Dans cette discussion sur les stratégies à mettre en oeuvre, nous nous sommes également interrogées sur la façon d'assurer la survie de ces centres étant donné qu'il n'y a plus d'argent pour les salaires. Le gouvernement pourrait peut-être combler le manque à gagner en donnant aux centres l'argent nécessaire pour acheter les maisons qu'ils occupent afin qu'ils puissent continuer à venir en aide aux femmes qui y cherchent refuge.

La présidente: Merci, madame Torsney.

Mme Torsney: M'accordez-vous une minute Ramsay?

La présidente: Je vous accorde une minute Ramsay.

Mme Torsney: Je n'ai jamais droit à des minutes Ramsay.

Beaucoup de victimes sont venues nous dire aujourd'hui qu'elles n'ont pas la possibilité d'une révision après 15 ans, ni d'une révision après 25 ans; elles sont condamnées à perpétuité. Vous nous dites que vous vous inquiétez des conséquences possibles pour les femmes détenues. Je vous pose la même question que celle que m'a posée une de mes jeunes électrices l'autre jour. Pourquoi devrions-nous nous préoccuper de ce que vit quelqu'un comme Karla Homolka quand Leslie Mahaffy est dans un cercueil?

Mme Pate: On me pose la même question et je me demande toujours comment empêcher des choses comme celle-là de se reproduire. Je vous dirai ce que m'ont dit les condamnées à perpétuité, ou du moins beaucoup d'entre elles.

Une femme qui est maintenant libérée sous condition a été trouvée coupable de meurtre au deuxième degré. Elle ne cesse de dire combien elle souhaiterait pouvoir se sacrifier si elle pouvait ainsi rendre la vie à la femme qu'elle a tuée, sa belle-mère. Ceux qui pensent comme elle s'imaginent qu'en échangeant la vie de quelqu'un qui est vivant pour celle de quelqu'un qui est mort, on peut en quelque sorte compenser. Je ne crois pas que cela soit possible, mais je ne crois pas non plus qu'il faut faire fi des préoccupations des victimes - bien au contraire.

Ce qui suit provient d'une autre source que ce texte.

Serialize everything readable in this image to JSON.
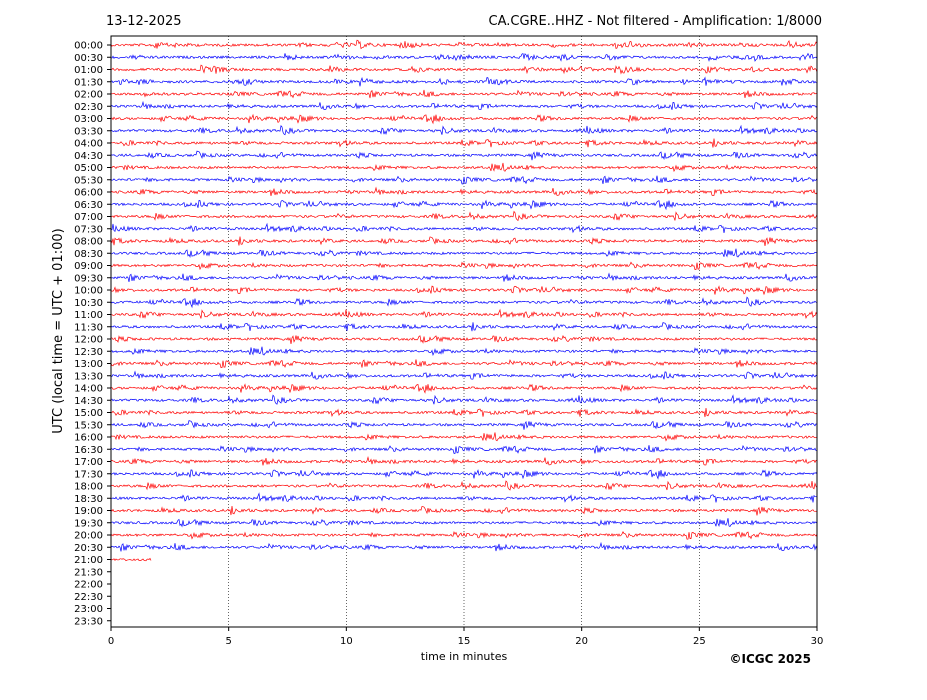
{
  "header": {
    "date": "13-12-2025",
    "station_title": "CA.CGRE..HHZ - Not filtered - Amplification: 1/8000"
  },
  "footer": {
    "copyright": "©ICGC 2025"
  },
  "chart_data": {
    "type": "line",
    "title": "CA.CGRE..HHZ - Not filtered - Amplification: 1/8000",
    "date": "13-12-2025",
    "xlabel": "time in minutes",
    "ylabel": "UTC (local time = UTC + 01:00)",
    "xlim": [
      0,
      30
    ],
    "x_ticks": [
      0,
      5,
      10,
      15,
      20,
      25,
      30
    ],
    "grid": "vertical dotted lines at 5, 10, 15, 20, 25",
    "row_labels": [
      "00:00",
      "00:30",
      "01:00",
      "01:30",
      "02:00",
      "02:30",
      "03:00",
      "03:30",
      "04:00",
      "04:30",
      "05:00",
      "05:30",
      "06:00",
      "06:30",
      "07:00",
      "07:30",
      "08:00",
      "08:30",
      "09:00",
      "09:30",
      "10:00",
      "10:30",
      "11:00",
      "11:30",
      "12:00",
      "12:30",
      "13:00",
      "13:30",
      "14:00",
      "14:30",
      "15:00",
      "15:30",
      "16:00",
      "16:30",
      "17:00",
      "17:30",
      "18:00",
      "18:30",
      "19:00",
      "19:30",
      "20:00",
      "20:30",
      "21:00",
      "21:30",
      "22:00",
      "22:30",
      "23:00",
      "23:30"
    ],
    "trace_colors": [
      "#ff0000",
      "#0000ff"
    ],
    "recorded_rows": 43,
    "last_row_end_minute": 1.7
  }
}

Il ne faut toutefois pas encourager la création dans les prisons d'une situation telle que les actes de brutalité sont susceptibles de se multiplier et qu'il y aura par conséquent plus de victimes, que ce soit de leur propre main ou de la main de quelqu'un d'autre, comme nous l'avons entendu dire.M. Ramsay a évoqué le cas de la femme qui a été tuée dans la prison d'Edmonton et celui de la femme qui s'est tuée elle-même une semaine avant dans la prison des femmes. Nous voulons éviter les deux types de cas.

Je réagis invariablement en me demandant comment cela pourra nous aider à avancer. Certains croient sincèrement, à mon avis, que le fait que telle personne sera sous les verrous pour toujours les aidera à aller de l'avant. Si la personne présente un risque perpétuel pour le public, elle ne sera jamais libérée.

Vous trouverez peut-être intéressant, ou peut-être pas, de savoir que j'ai été élevée dans un milieu très différent et que j'ai milité pendant de nombreuses années pour la peine de mort. C'est grâce à mon travail auprès tant des victimes que des auteurs d'actes de violence que j'en suis venue à une position très différente, car je ne vois pas en quoi le fait d'exiger la punition des contrevenants aide le contrevenant ou la victime à avancer.

Il s'agit essentiellement de savoir dans quel genre de collectivité et de société je veux vivre. La société où je veux vivre est-elle celle où on montre qu'il est mal de tuer en tuant quelqu'un? Non. La collectivité où je veux vivre est-elle celle qui exige qu'on punisse une personne qui a déjà montré qu'elle ne peut pas respecter... ou que pour une raison quelconque, elle est incapable de vivre en société? Non. Ainsi, pour moi, il s'agit vraiment d'essayer de déterminer ce qui nous permettra d'avancer.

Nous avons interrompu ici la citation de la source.